The mulitstage property

Decisions can be made all at once or in stages. The overall information needed in each case is the same.

Example

Suppose you have a classifier with 3 classes. A certain decision tree node split points to 2 cases of the first class, 3 or the second class, and 4 of the 3rd class. Then we could write,

info([2,3,4]).

This involves one decsion.

But instead you could view things this way. Combine classes 2 and 3 which have 7 items together. Then the information for the decision would be,

info([2,7]).

Following this, it might still be necessary to decide between class 2 and class 3 if the first decision did no result in chooseing class 1. The information needed for this second decision would be

info([3,4]).

The information needed in both types of decision process is the same so,

info([2,3,4]) = info([2,7]) + (7/9) * info([3,4])

This is the multistage property of decision trees. Note the factor 7/9 which takes into account that in the two-decision case, the second decision is not always necessary.

Entropy Again

It turns out that only one function statisfies the three properties stated above - the entropy functions (sometimes called the information function). This function was originally invented by Boltzmann in the 19th century!

entropy(p₁, p₂, .... p_n) = -p₁ log p₁ - p₂ log p₂ ... - p_n log p_n

Here the logs are base 2. The p's are in the range 0 to 1. The negative signs give a positive result since the logs of fractions are also negative. The p's are related to probabilites. They represent the fractional number of states corresponding to a certain classificatioin. Therefore, the sum of the p's is 1.

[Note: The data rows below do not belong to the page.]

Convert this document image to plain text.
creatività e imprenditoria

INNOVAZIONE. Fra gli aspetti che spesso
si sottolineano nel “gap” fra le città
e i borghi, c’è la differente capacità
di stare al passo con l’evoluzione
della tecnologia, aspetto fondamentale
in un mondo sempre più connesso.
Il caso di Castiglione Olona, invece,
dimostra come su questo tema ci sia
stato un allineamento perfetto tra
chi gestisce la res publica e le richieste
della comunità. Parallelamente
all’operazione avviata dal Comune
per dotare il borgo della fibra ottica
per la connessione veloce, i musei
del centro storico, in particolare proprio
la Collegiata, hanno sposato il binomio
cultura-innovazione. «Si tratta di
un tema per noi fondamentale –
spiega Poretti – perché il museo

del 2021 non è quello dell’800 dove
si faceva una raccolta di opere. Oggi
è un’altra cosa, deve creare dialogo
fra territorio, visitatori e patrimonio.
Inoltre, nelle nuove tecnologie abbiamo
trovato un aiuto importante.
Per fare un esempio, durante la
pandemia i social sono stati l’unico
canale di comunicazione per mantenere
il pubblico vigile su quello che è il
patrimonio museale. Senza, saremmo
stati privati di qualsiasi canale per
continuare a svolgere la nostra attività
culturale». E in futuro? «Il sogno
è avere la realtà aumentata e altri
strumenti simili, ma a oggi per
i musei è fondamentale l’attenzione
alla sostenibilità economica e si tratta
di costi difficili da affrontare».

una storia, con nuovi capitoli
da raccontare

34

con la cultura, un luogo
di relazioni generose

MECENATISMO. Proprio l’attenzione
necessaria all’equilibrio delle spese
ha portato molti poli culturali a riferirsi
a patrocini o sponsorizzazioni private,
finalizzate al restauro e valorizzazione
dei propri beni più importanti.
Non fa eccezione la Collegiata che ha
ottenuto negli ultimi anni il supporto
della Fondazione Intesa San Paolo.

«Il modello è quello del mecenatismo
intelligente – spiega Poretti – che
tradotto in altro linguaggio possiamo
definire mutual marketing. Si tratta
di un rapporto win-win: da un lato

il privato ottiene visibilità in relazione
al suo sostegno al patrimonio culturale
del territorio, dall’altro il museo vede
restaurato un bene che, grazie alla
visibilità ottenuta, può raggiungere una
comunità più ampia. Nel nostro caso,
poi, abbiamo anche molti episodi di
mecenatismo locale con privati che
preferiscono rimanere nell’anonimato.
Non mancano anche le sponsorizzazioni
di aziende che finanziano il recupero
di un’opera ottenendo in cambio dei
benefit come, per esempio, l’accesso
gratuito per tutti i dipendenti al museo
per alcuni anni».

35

info([2,3,4]) = entropy(2/9, 3/9, 4/9) = - 2/9 * log (2/9) - 3/9 * log(3/9) - 4/9 * log(4/9)

= (-2 * (log 2 - log 9) - 3 * (log 3 - log 9) - 4 * (log 4 - log 9)) / 9

Most calculators do not have base 2 logs. You can calculate them from base 10 logs using the formula,

log₂a = log₁₀a / 0.301

= (-2 * log 2 -3 log 3 -4 log4 + 9 log 9) / 9

= (-2 * 1 - 3 * 1.585 - 4 * 2 + 9 * 3.179) /9

= 1.5 bits.

Calculating the two stage decision produces the same result.

info([2,3,4]) = info([2,7]) + (7/9) * info([3,4]).

Test this:

info([2,7]) = entropy(2/9, 7/9) = - 2/9 log 2/9 - 7/9 log 7/9

= (-2 log 2 - 7 log 7 + 9 log 9) / 9 = (-2 - 19.67 + 28.13) / 9

= 0.718 bits.

info([3,4]) = entropy(3/7, 4/7)

= (-3 log 3 - 4 log 4 + 7 log 7) / 7

= (-4.755 - 8 + 19.65) / 7

= 0.985 bits.

Total info is 0.716 + (7/9) * 0.985

= 1.5 bits.

(There are round off errors in the two calculations which limit the agreement to 2 significant figures in this example :-) ).

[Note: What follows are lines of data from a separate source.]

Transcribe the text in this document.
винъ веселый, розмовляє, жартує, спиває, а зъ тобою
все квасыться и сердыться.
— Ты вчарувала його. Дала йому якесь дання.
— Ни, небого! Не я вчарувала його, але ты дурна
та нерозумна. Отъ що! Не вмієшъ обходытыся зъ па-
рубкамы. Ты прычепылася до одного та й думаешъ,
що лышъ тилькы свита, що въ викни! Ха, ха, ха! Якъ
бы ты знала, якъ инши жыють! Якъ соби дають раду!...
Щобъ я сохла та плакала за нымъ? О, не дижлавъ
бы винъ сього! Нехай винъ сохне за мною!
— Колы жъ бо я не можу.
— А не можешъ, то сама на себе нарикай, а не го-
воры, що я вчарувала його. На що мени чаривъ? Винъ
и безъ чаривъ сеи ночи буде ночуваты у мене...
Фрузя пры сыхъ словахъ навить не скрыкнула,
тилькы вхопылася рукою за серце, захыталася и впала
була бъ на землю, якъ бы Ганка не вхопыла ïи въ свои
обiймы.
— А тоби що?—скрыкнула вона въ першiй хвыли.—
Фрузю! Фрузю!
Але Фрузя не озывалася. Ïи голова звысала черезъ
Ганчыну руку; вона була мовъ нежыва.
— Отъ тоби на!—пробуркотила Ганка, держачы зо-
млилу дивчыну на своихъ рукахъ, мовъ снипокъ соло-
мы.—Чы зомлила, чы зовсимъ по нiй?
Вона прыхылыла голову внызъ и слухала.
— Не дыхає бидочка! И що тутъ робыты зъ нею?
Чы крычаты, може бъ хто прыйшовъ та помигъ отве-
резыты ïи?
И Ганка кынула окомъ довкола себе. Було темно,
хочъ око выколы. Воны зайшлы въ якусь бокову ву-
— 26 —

Some "famous" decision tree machine learners

The simple algorithm described above is called ID3 and was invented by Ross Quinlan. The original simple algorithm described above has an unfortunate bias in favour of nodes with larger branching ratios. This problem can be overcome fairly easily.

Other problems include missing or noisy data. These too have been dealt with. One of the most successful decision tree generators is called C4.5. The Weka system implements a still more advanced version called J48.

Decision tree created by J48 from German credit data

Using a Decision Tree

Once a decision tree is created by a machine learning algorithm it can be used by either a human analyst or a computer program. Given a new data record, one just uses it to trace a path down the tree from the root to a leaf node containing the desired decision.

For illustration, consider the decision tree derived from the weather data and a new piece of weather information. Should the game be played or not?

outlook	temperature	humidity	windy	play
sunny	cool	high	true	?

outlook	temperature	humidity	windy	play
sunny	cool	high	true	?

Following the sunny arc from the outlook node we come to the humidity node. We follow the humidity high arc to the leaf which says no. So the decision is not to play. Apparently we did not need the temperature and windiness information to make this decision!

Decision Trees and Rules

It is easy to convert decision trees into a rule set by following all possible paths through the decision tree. For illustration, consider, once again, the weather decision tree.

IF outlook = sunny AND humidity = high THEN play = no.
IF outlook = sunny AND humidity = normal THEN play = yes.
IF outlook = overcast THEN play = yes.
IF outlook = rainy AND windy = false THEN play = yes.
IF outlook = rainy AND windy = true THEN play = no.